Some people think that if they have a will, their beneficiaries simply inherit under that will without any court intervention. However, a will is only a piece of paper that has no effect whatsoever until a judge in a probate court declares it to be a valid and enforceable will. Then, the person named as the executor must comply with all of the probate court rules before any distribution can be made to the beneficiaries. A will is simply a ticket to probate court. There is a better way. After becoming informed of their options, most of our clients choose to set up an estate plan with a revocable living trust.

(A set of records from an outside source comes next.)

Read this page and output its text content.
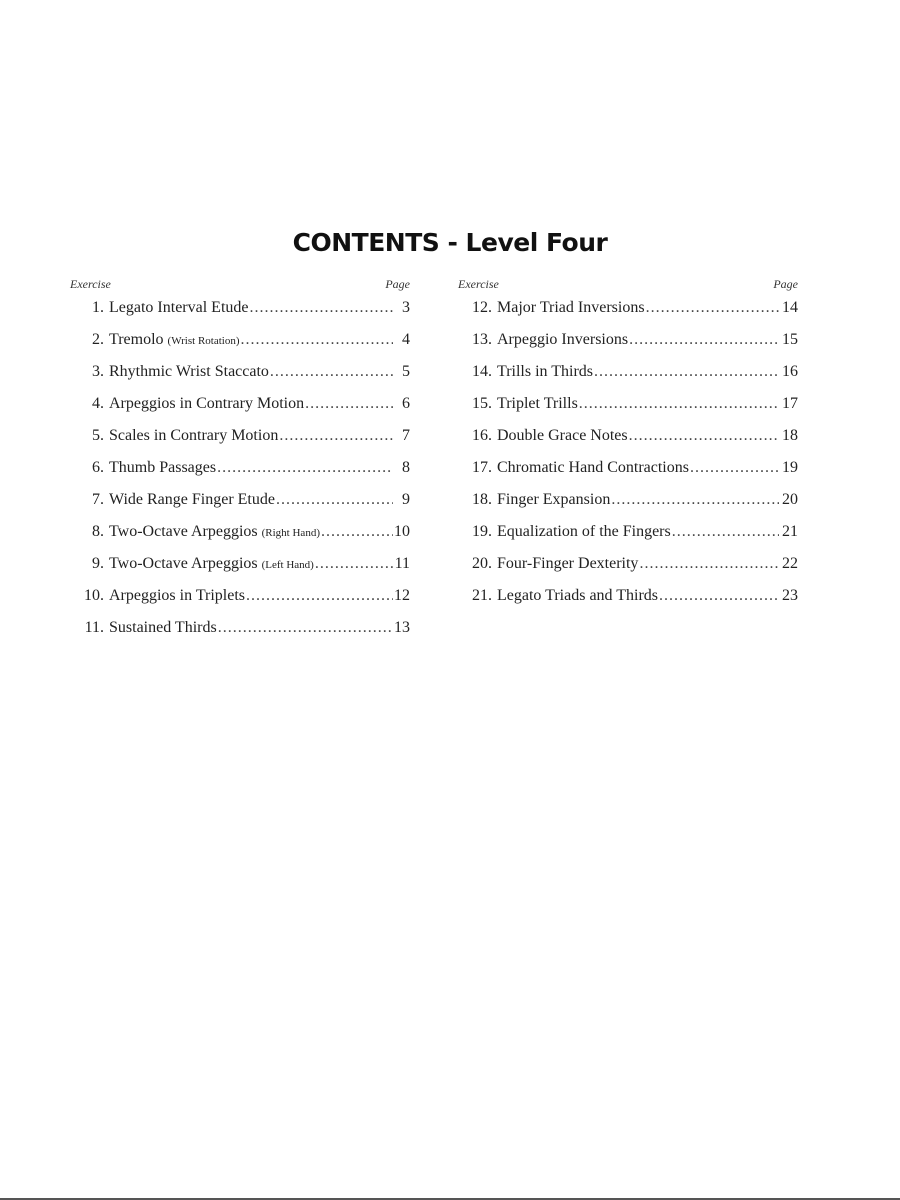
CONTENTS - Level Four
Exercise	Page
1. Legato Interval Etude .....	3
2. Tremolo (Wrist Rotation) .....	4
3. Rhythmic Wrist Staccato .....	5
4. Arpeggios in Contrary Motion .....	6
5. Scales in Contrary Motion .....	7
6. Thumb Passages .....	8
7. Wide Range Finger Etude .....	9
8. Two-Octave Arpeggios (Right Hand) .....	10
9. Two-Octave Arpeggios (Left Hand) .....	11
10. Arpeggios in Triplets .....	12
11. Sustained Thirds .....	13
Exercise	Page
12. Major Triad Inversions .....	14
13. Arpeggio Inversions .....	15
14. Trills in Thirds .....	16
15. Triplet Trills .....	17
16. Double Grace Notes .....	18
17. Chromatic Hand Contractions .....	19
18. Finger Expansion .....	20
19. Equalization of the Fingers .....	21
20. Four-Finger Dexterity .....	22
21. Legato Triads and Thirds .....	23
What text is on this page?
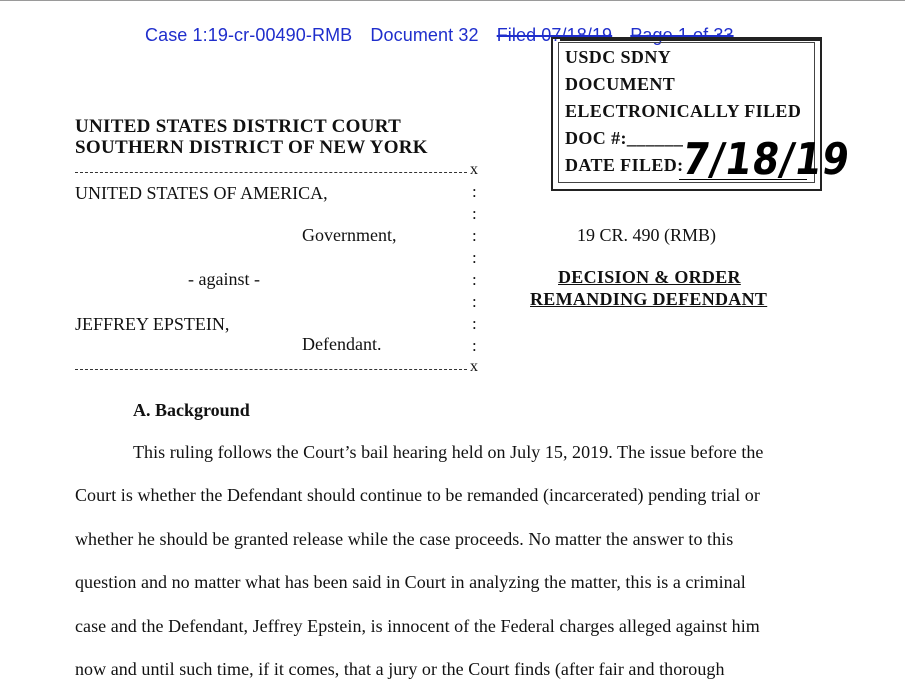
Case 1:19-cr-00490-RMB Document 32 Filed 07/18/19 Page 1 of 33
USDC SDNY
DOCUMENT
ELECTRONICALLY FILED
DOC #:______
DATE FILED:
7/18/19
UNITED STATES DISTRICT COURT
SOUTHERN DISTRICT OF NEW YORK
x
UNITED STATES OF AMERICA,
Government,
- against -
JEFFREY EPSTEIN,
Defendant.
:
:
:
:
:
:
:
:
x
19 CR. 490 (RMB)
DECISION & ORDER
REMANDING DEFENDANT
A. Background
This ruling follows the Court’s bail hearing held on July 15, 2019. The issue before the
Court is whether the Defendant should continue to be remanded (incarcerated) pending trial or
whether he should be granted release while the case proceeds. No matter the answer to this
question and no matter what has been said in Court in analyzing the matter, this is a criminal
case and the Defendant, Jeffrey Epstein, is innocent of the Federal charges alleged against him
now and until such time, if it comes, that a jury or the Court finds (after fair and thorough
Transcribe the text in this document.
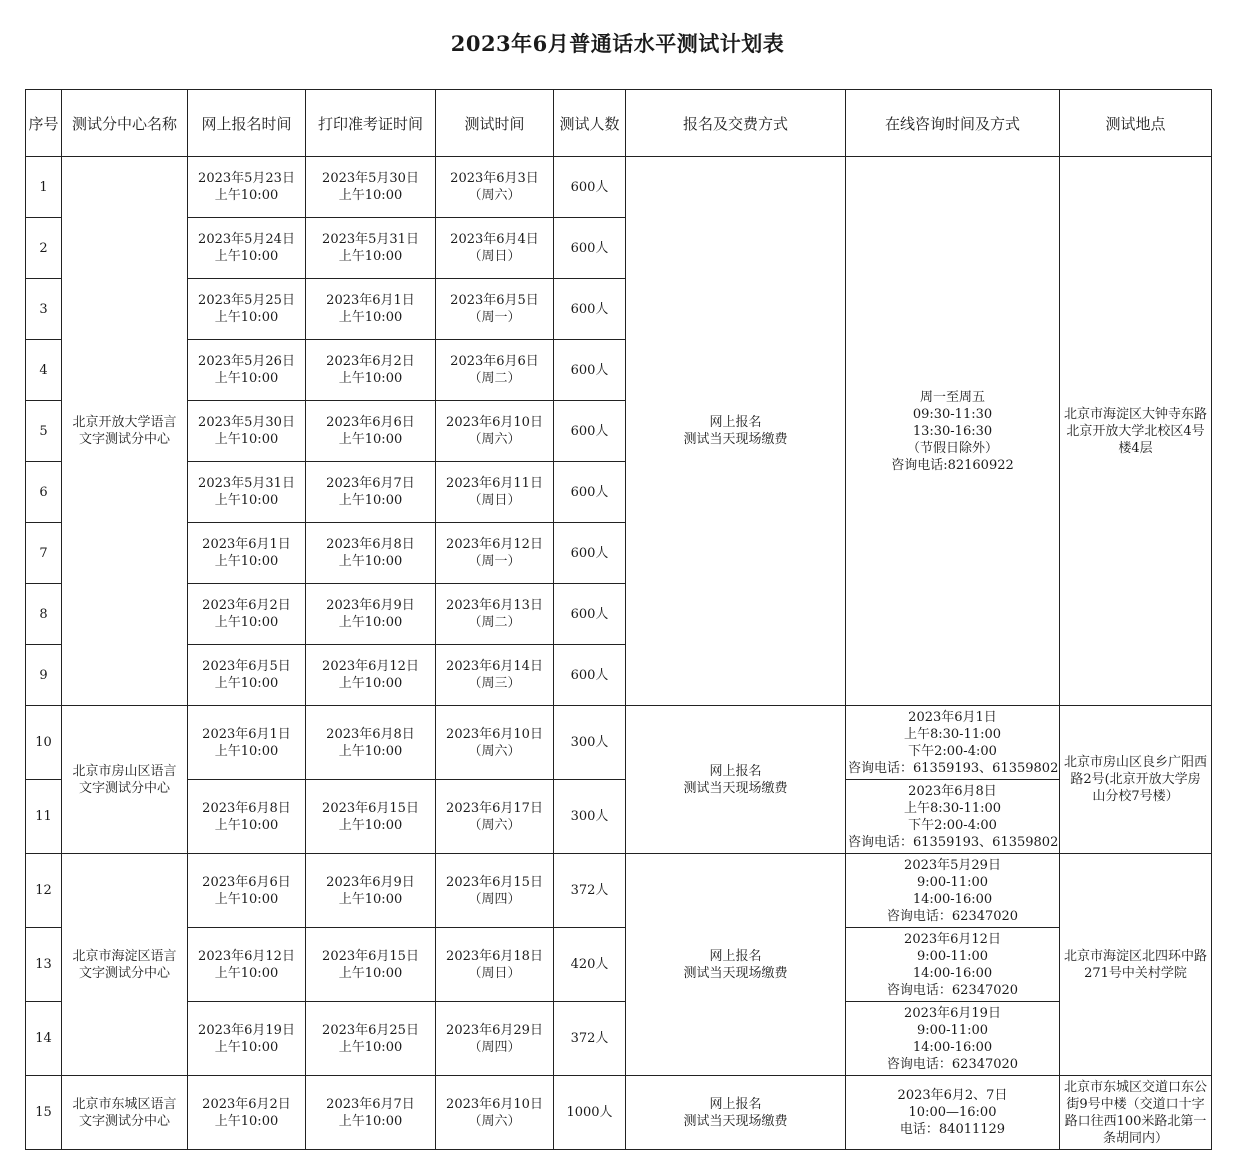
2023年6月普通话水平测试计划表
序号	测试分中心名称	网上报名时间	打印准考证时间	测试时间	测试人数	报名及交费方式	在线咨询时间及方式	测试地点
1	北京开放大学语言文字测试分中心	2023年5月23日
上午10:00	2023年5月30日
上午10:00	2023年6月3日
（周六）	600人	网上报名
测试当天现场缴费	周一至周五
09:30-11:30
13:30-16:30
（节假日除外）
咨询电话:82160922	北京市海淀区大钟寺东路北京开放大学北校区4号楼4层

2		2023年5月24日
上午10:00	2023年5月31日
上午10:00	2023年6月4日
（周日）	600人			
3		2023年5月25日
上午10:00	2023年6月1日
上午10:00	2023年6月5日
（周一）	600人			
4		2023年5月26日
上午10:00	2023年6月2日
上午10:00	2023年6月6日
（周二）	600人			
5		2023年5月30日
上午10:00	2023年6月6日
上午10:00	2023年6月10日
（周六）	600人			
6		2023年5月31日
上午10:00	2023年6月7日
上午10:00	2023年6月11日
（周日）	600人			
7		2023年6月1日
上午10:00	2023年6月8日
上午10:00	2023年6月12日
（周一）	600人			
8		2023年6月2日
上午10:00	2023年6月9日
上午10:00	2023年6月13日
（周二）	600人			
9		2023年6月5日
上午10:00	2023年6月12日
上午10:00	2023年6月14日
（周三）	600人			
10	北京市房山区语言文字测试分中心	2023年6月1日
上午10:00	2023年6月8日
上午10:00	2023年6月10日
（周六）	300人	网上报名
测试当天现场缴费	2023年6月1日
上午8:30-11:00
下午2:00-4:00
咨询电话：61359193、61359802	北京市房山区良乡广阳西路2号(北京开放大学房山分校7号楼）

11		2023年6月8日
上午10:00	2023年6月15日
上午10:00	2023年6月17日
（周六）	300人		2023年6月8日
上午8:30-11:00
下午2:00-4:00
咨询电话：61359193、61359802	

12	北京市海淀区语言文字测试分中心	2023年6月6日
上午10:00	2023年6月9日
上午10:00	2023年6月15日
（周四）	372人	网上报名
测试当天现场缴费	2023年5月29日
9:00-11:00
14:00-16:00
咨询电话：62347020	北京市海淀区北四环中路271号中关村学院

13		2023年6月12日
上午10:00	2023年6月15日
上午10:00	2023年6月18日
（周日）	420人		2023年6月12日
9:00-11:00
14:00-16:00
咨询电话：62347020	

14		2023年6月19日
上午10:00	2023年6月25日
上午10:00	2023年6月29日
（周四）	372人		2023年6月19日
9:00-11:00
14:00-16:00
咨询电话：62347020	

15	北京市东城区语言文字测试分中心	2023年6月2日
上午10:00	2023年6月7日
上午10:00	2023年6月10日
（周六）	1000人	网上报名
测试当天现场缴费	2023年6月2、7日
10:00—16:00
电话：84011129	北京市东城区交道口东公街9号中楼（交道口十字路口往西100米路北第一条胡同内）
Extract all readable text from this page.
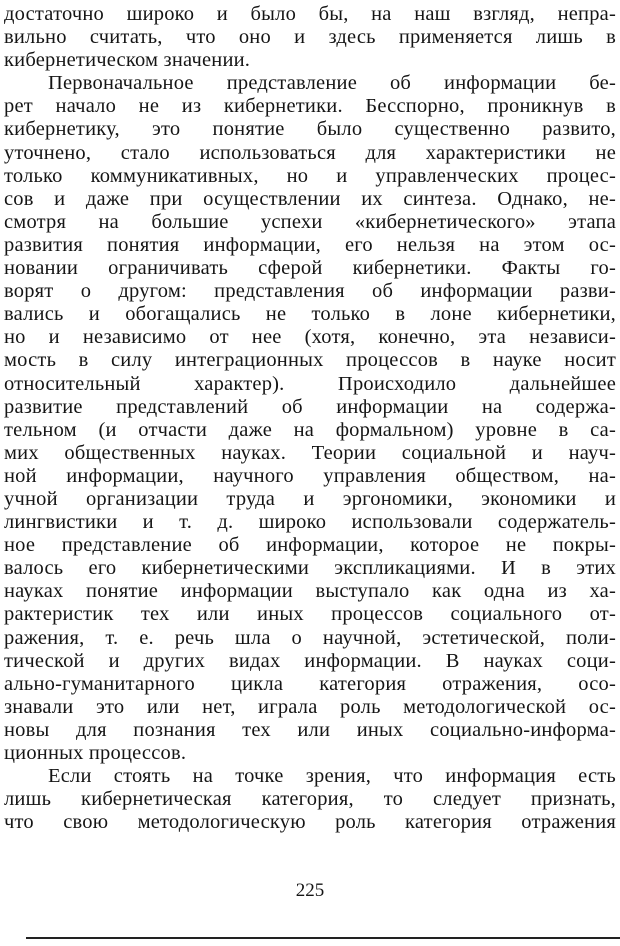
достаточно широко и было бы, на наш взгляд, непра-
вильно считать, что оно и здесь применяется лишь в
кибернетическом значении.
Первоначальное представление об информации бе-
рет начало не из кибернетики. Бесспорно, проникнув в
кибернетику, это понятие было существенно развито,
уточнено, стало использоваться для характеристики не
только коммуникативных, но и управленческих процес-
сов и даже при осуществлении их синтеза. Однако, не-
смотря на большие успехи «кибернетического» этапа
развития понятия информации, его нельзя на этом ос-
новании ограничивать сферой кибернетики. Факты го-
ворят о другом: представления об информации разви-
вались и обогащались не только в лоне кибернетики,
но и независимо от нее (хотя, конечно, эта независи-
мость в силу интеграционных процессов в науке носит
относительный характер). Происходило дальнейшее
развитие представлений об информации на содержа-
тельном (и отчасти даже на формальном) уровне в са-
мих общественных науках. Теории социальной и науч-
ной информации, научного управления обществом, на-
учной организации труда и эргономики, экономики и
лингвистики и т. д. широко использовали содержатель-
ное представление об информации, которое не покры-
валось его кибернетическими экспликациями. И в этих
науках понятие информации выступало как одна из ха-
рактеристик тех или иных процессов социального от-
ражения, т. е. речь шла о научной, эстетической, поли-
тической и других видах информации. В науках соци-
ально-гуманитарного цикла категория отражения, осо-
знавали это или нет, играла роль методологической ос-
новы для познания тех или иных социально-информа-
ционных процессов.
Если стоять на точке зрения, что информация есть
лишь кибернетическая категория, то следует признать,
что свою методологическую роль категория отражения
225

What does it take to probate a will?

The first step to probate a will is to hire an attorney to file an application to probate the will. Texas does not allow a person to probate a will without an attorney. The application and the original will is filed in the public court records. Notice that the application and the will has been filed is published at the courthouse. After that notice has been posted at least 10 days, then the applicant can set a hearing for the court to review the application and approve or deny the probate of the will. After the application is approved, the court will issue letters testamentary. Within 30 days of the issuance of letters testamentary, the applicant (through his or her attorney) publishes notice to creditors in a local newspaper. Some other creditors will be specifically notified. There are rules about how to notify beneficiaries and how to deal with creditors. The executor is required to file a public inventory of all assets of the estate or perhaps an affidavit in lieu of the inventory for less complicated estates. Depending on the real and personal property involved, the number of creditors, and any complications regarding beneficiaries, such as minors or disabled beneficiaries or dispute between beneficiaries, the probate process can take anywhere from a few months to several years.

What does a revocable living trust accomplish?

The main goal of a revocable living trust is to avoid probate court. A revocable living trust is not just for rich people. It can be very helpful for more modest estates to avoid having to probate a will.

A revocable living trust is an agreement that is effective outside of court. A properly funded revocable living trust takes the place of a will and provides its own rules on how to distribute property to the beneficiaries. A revocable living trust can be designed to distribute funds outright to beneficiaries or it can be designed to distribute funds in a protected manner to beneficiaries. How your revocable living trust is designed will depend on your particular asset picture and your goals for your estate plan.